Gleiches Recht für alle

Grundsätzlich gilt: Arbeitsrechtlich sind Minijobber Vollzeitbeschäftigten gleichgestellt, so z.B. im Hinblick auf

  • den Kündigungsschutz,
  • Ansprüche auf Entgeltfortzahlung bei Krankheit und Mutterschaft,
  • Ansprüche auf Elternzeit,
  • Ansprüche auf Sonderzahlungen und
  • Urlaubsansprüche.

Gerade beim Urlaub kommt es häufig zu Missverständnissen. Hier müssen Sie den vertraglich vereinbarten Jahresurlaub auf die Werktage umrechnen, an denen der Mitarbeiter laut Vertrag arbeitet. Dabei kommt es darauf an, an wie vielen Werktagen Ihr Minijobber pro Woche arbeitet – und nicht darauf, wie viele Stunden er an den einzelnen Werktagen leistet.

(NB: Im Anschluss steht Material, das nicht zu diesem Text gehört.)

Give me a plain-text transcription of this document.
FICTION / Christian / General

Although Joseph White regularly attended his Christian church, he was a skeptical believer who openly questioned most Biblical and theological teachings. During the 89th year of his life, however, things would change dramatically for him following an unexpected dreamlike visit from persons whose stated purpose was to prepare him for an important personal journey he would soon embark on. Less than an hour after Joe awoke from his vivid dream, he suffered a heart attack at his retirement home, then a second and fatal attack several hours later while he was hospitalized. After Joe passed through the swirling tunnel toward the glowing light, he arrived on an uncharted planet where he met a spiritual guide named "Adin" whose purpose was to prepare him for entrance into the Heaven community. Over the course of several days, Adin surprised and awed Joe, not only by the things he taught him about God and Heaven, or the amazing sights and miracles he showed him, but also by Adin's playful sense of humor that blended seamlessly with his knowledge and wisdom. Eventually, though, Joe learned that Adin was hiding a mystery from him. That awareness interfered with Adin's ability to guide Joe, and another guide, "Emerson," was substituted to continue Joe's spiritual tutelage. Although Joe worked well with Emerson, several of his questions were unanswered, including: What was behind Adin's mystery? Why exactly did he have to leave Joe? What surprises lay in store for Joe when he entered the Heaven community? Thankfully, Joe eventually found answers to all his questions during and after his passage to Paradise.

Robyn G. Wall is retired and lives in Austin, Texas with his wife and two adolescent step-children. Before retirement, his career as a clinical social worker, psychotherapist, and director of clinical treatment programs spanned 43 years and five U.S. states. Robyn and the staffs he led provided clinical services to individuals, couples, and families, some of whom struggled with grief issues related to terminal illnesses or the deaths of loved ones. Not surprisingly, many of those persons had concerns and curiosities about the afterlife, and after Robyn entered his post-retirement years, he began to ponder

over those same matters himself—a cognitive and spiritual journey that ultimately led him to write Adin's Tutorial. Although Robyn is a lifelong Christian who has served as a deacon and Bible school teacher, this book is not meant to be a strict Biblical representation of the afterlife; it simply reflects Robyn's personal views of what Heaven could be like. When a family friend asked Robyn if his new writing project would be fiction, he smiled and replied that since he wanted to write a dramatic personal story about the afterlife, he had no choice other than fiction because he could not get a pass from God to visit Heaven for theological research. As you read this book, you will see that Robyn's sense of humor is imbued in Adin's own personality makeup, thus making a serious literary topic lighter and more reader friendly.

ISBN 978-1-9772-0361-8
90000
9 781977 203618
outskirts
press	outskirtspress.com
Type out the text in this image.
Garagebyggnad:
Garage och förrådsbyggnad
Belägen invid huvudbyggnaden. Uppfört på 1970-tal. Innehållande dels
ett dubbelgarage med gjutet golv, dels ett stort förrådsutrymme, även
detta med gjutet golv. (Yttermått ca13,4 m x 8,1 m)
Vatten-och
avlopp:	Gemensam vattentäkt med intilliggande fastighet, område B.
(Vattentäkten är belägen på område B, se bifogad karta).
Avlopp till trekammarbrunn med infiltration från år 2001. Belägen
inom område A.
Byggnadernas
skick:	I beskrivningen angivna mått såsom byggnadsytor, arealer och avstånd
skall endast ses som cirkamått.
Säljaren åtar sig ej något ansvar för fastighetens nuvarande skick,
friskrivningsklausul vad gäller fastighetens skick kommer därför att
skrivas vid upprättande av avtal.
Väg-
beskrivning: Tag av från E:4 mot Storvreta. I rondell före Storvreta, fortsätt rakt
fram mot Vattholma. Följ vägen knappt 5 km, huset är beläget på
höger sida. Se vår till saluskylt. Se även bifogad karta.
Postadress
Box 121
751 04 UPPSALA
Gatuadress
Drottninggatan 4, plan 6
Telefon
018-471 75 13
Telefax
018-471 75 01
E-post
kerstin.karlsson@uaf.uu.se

Beispiel: Gehen wir von einem Minijobber aus, der einen Anspruch auf den gesetzlichen Mindesturlaub von jährlich 24 Urlaubstagen bei einer Sechs-Tage-Woche hat und der insgesamt zehn Stunden in der Woche für Sie tätig ist:

Fall 1: Arbeitet dieser Minijobber an fünf Werktagen pro Woche, stehen ihm dementsprechend jährlich 20 Urlaubstage (=24/6·5) zu.

Fall 2: Arbeitet der Minijobber hingegen nur an zwei Werktagen pro Woche, stehen ihm – trotz der insgesamt gleichen Wochenarbeitszeit wie in Fall 1 – lediglich acht Urlaubstage (=24/6·2) zu.

Im Ergebnis müssen Sie Minijobbern damit den gleichen Urlaub gewähren wie Vollzeitkräften.

Wo liegen die Verdienstgrenzen für Minijobber?

Damit die Vorteile, die ein Minijob mit sich bringt, erhalten bleiben, darf der Minijobber monatlich regelmäßig nicht mehr als 450 € und jährlich nicht mehr als 5.400 € verdienen. Dabei müssen Sie Sonderzahlungen und den Mindestlohn im Auge behalten.

Haben MinijobberAnspruch auf Mindestlohn?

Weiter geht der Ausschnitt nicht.